Bexar County Pct. 4 candidates lay out priorities
When Tommy Adkisson announced he’d run for Bexar County Judge, that left the Precinct 4 Commissioner seat open for the first time since 1998.
Nine candidates are on the ballot for the primary election. Here is some information on them.
Debra Guerrero is a former San Antonio city councilwoman and life-long resident of Precinct 4. Guerrero, a breast cancer survivor, said she wants to take care of the health needs of residents is a priority.
“We need to take care of the most vulnerable of populations – both seniors and those underinsured or uninsured – and that is the number one priority the county should have,” said Guerrero.
Guerrero currently serves on the San Antonio Independent School Board. She wants to serve the community on another level.
“I have the public service experience,” Guerrero said. “I have the knowledge of what’s important in Precinct 4 because I drive those streets every day.”
Sheila McNeil served two terms on the San Antonio city council. She also wants to focus on health care.
“We have some of the highest cancer rates, highest diabetes rates in this county,” McNeil said. “We need to make sure we’re addressing these issues head-on and we’re doing what we need to do to bring quality health care to our community.”
She said she wants to attract more people to areas of the precinct other than downtown.
"I want to see us take the assets that are like our arts and the entertainment and sports that happen in the core of our community and market that area, make it a destination," McNeil said.
Nicole Elizalde has lived in the precinct for 15 years. She currently works as a civil rights attorney, but has worked as a teacher on San Antonio’s west side and southwest side. She said she’s invested in the community and wants it to succeed.
“What people are telling me is that they don’t want politicians, we want sincere leaders who are ready to roll up their sleeves and get into the community with us,” Elizalde said.
She wants better sidewalks, better streets and to see Bexar County get control of the stray animal population.
“People are telling me that their neighborhoods aren’t walking,” said Elizalde. “That’s a problem.”
Joaquin Gonzalez is a legislative director for State Representative Philip Cortez. He said the health care needs of Precinct 4 residents needs to be addressed. He also said Bexar County needs to keep specialty courts – like those addressing drugs, veterans and mental health issues – on the books.
“I want to make it a priority to keep them funded because they are working and they are preventing people from re-offending and also increasing reentry programs, making sure people coming out of jail have a good chance to get a job and reintegrate into society,” Gonzalez said.
He said it’s time for economic growth to move outside of downtown.
“It’s about bringing together businesses and the community and the more money we do save on issues such as health care and the justice system, the more we’ll have to spend on infrastructure projects as well,” said Gonzalez.
Tommy Calvert has been active in politics for years.
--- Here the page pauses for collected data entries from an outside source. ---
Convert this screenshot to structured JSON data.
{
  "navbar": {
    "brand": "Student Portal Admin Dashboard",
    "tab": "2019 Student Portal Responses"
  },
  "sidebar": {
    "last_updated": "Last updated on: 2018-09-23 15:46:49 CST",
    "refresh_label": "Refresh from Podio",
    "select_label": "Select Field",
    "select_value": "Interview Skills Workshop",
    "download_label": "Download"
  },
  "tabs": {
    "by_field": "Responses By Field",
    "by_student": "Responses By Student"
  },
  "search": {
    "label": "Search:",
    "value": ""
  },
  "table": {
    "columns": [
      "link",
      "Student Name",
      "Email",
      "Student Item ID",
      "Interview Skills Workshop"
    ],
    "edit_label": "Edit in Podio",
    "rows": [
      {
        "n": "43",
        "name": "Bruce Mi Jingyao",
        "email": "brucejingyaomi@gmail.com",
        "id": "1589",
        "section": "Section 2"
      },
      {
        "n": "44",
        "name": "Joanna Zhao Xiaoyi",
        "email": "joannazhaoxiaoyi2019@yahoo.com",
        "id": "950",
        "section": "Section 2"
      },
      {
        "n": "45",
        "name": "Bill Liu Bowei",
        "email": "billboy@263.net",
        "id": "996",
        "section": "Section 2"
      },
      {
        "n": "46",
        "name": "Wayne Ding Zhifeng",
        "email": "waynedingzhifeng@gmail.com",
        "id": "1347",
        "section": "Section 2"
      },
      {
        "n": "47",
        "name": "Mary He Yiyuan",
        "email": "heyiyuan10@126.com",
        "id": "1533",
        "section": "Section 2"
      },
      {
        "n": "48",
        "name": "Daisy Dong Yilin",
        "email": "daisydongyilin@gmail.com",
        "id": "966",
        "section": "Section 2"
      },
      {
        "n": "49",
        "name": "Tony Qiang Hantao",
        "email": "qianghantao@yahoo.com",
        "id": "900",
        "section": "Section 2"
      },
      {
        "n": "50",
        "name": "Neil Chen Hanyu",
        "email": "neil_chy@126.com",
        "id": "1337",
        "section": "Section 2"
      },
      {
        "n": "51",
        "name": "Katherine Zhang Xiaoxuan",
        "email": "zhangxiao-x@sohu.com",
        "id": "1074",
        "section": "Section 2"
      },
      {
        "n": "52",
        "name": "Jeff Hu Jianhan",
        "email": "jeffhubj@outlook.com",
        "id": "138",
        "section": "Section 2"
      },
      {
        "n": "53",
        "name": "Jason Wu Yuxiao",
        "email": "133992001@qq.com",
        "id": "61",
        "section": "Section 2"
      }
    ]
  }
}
He says the murder of Ruth Clay around Christmas time is one of the reasons he’s running for commissioner. He used to take her to the polls to vote.
“Her death was a reminder to me of just how important it is for elected leaders to keep our community safe and protect our families. I’m running to get more manpower on the streets, get a northeast side substation to increase response time for our citizens,” Calvert said.
He also said the precinct -- which includes parts of downtown, San Antonio’s east side, Elmendorf and Schertz – needs more funding to improve infrastructure and the quality of life. He said health care services are lacking.
“The loss of Southeast Baptist Hospital in a medically underserved community has gone on long enough. I want to deliver a University Health System clinic in the eastern triangle and Southeast Baptist Hospital,” Calvert said.
Timothy Wilson has served on the Kirby city council for seven years. He’s been the mayor there for the last two years.
“I would like to better not only the city of Kirby, but the other 12 cities that surround us and the 65 unincorporated neighborhoods,” said Wilson.
Wilson said the commissioner’s court has lost focus. He said priority projects have taken precedence over what keeps neighborhoods safe.
“Police substations, police patrols and sheriff patrols should be number one on our list and not special projects such as San Pedro Creek,” Wilson said. “The street cars, the new tower that commissioner court is in, I really think they’ve lost focus.”
Alan Baxter has been the mayor of the City of Windcrest for three-and-a-half years. He said he’s on a mission.
“The four principles of what government does is cracked. It was cracked here in Windcrest and we fixed it, and I want to do the same thing at the county level – especially for my precinct where I grew up,” Baxter said.
He said those basic principles are the backbone of government.
“Everything that my opponents say they want to do, you can’t accomplish any of those goals unless you get back to having great police, great fire protection, good streets and roads and nice common areas and parks,” Baxter said.
Reinette Alecozay has spent more than three decades as a contract negotiator for Randolph Air Force Base. She said she wants to bring transparency to Precinct 4, particularly for small business owners in the community.
“Right now, they’re not getting a fair shake with the county,” said Alecozay. “I want to bring total transparency so that everything is on the web.”
She said she is opposed to VIA’s streetcar project.
“I’m passing petitions out to 85 neighborhoods and many other organizations to get signatures so that the voters can decide do they want to spend a half a million dollars for a 5-mile line street car or not,” said Alecozay.